Authors: Boukheris H,  Stovall M,  Gilbert ES,  Stratton KL,  Smith SA,  Weathers R,  Hammond S,  Mertens AC,  Donaldson SS,  Armstrong GT,  Robison LL,  Neglia JP,  Inskip PD
Journal: Int J Radiat Oncol Biol Phys
Date: 2013 Mar 1
Branches: REB
PubMed ID: 22836059
PMC ID: PMC3500417
Abstract: PURPOSE: To evaluate effects of radiation therapy, chemotherapy, cigarette smoking, and alcohol consumption on the risk of second primary salivary gland cancer (SGC) in the Childhood Cancer Survivor Study (CCSS). METHODS AND MATERIALS: Standardized incidence ratios (SIR) and excess absolute risks (EAR) of SGC in the CCSS were calculated using incidence rates from Surveillance, Epidemiology, and End Results population-based cancer registries. Radiation dose to the salivary glands was estimated based on medical records. Poisson regression was used to assess risks with respect to radiation dose, chemotherapy, smoking, and alcohol consumption. RESULTS: During the time period of the study, 23 cases of SGC were diagnosed among 14,135 childhood cancer survivors. The mean age at diagnosis of the first primary cancer was 8.3 years, and the mean age at SGC diagnosis was 24.8 years.
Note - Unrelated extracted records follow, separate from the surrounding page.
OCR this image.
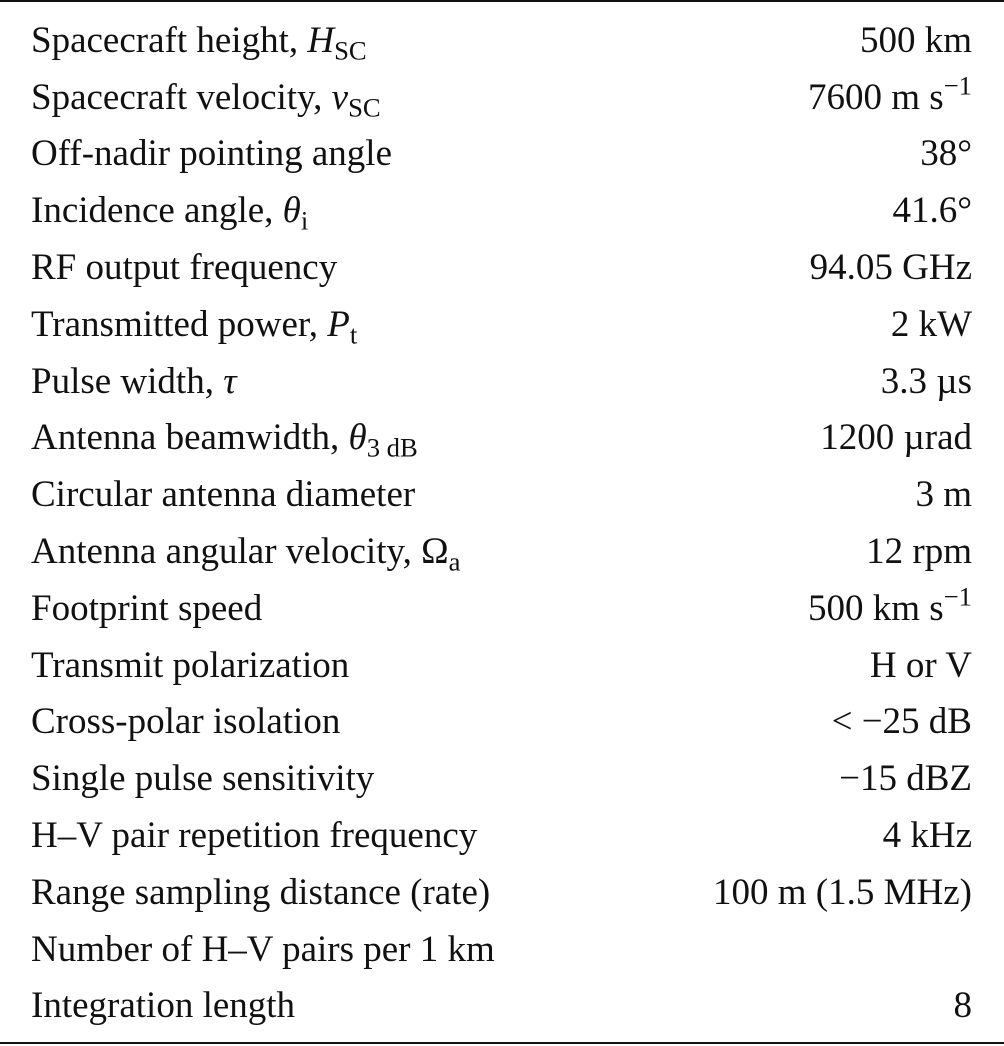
Spacecraft height, $H_{SC}$	500 km
Spacecraft velocity, $v_{SC}$	7600 m $s^{-1}$
Off-nadir pointing angle	38°
Incidence angle, $\theta_i$	41.6°
RF output frequency	94.05 GHz
Transmitted power, $P_t$	2 kW
Pulse width, τ	3.3 µs
Antenna beamwidth, $\theta_{3 dB}$	1200 µrad
Circular antenna diameter	3 m
Antenna angular velocity, $\Omega_a$	12 rpm
Footprint speed	500 km $s^{-1}$
Transmit polarization	H or V
Cross-polar isolation	< −25 dB
Single pulse sensitivity	−15 dBZ
H–V pair repetition frequency	4 kHz
Range sampling distance (rate)	100 m (1.5 MHz)
Number of H–V pairs per 1 km	
Integration length	8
The incidence of SGC was 39-fold higher in the cohort than in the general population (SIR = 39.4; 95% CI = 25.4-57.8). The EAR was 9.8 per 100,000 person-years. Risk increased linearly with radiation dose (excess relative risk = 0.36/Gy; 95% CI = 0.06-2.5) and remained elevated after 20 years. There was no significant trend of increasing risk with increasing dose of chemotherapeutic agents, pack-years of cigarette smoking, or alcohol intake. CONCLUSION: Although the cumulative incidence of SGC was low, childhood cancer survivors treated with radiation experienced significantly increased risk for at least 2 decades after exposure, and risk was positively associated with radiation dose. Results underscore the importance of long-term follow up of childhood cancer survivors for the development of new malignancies.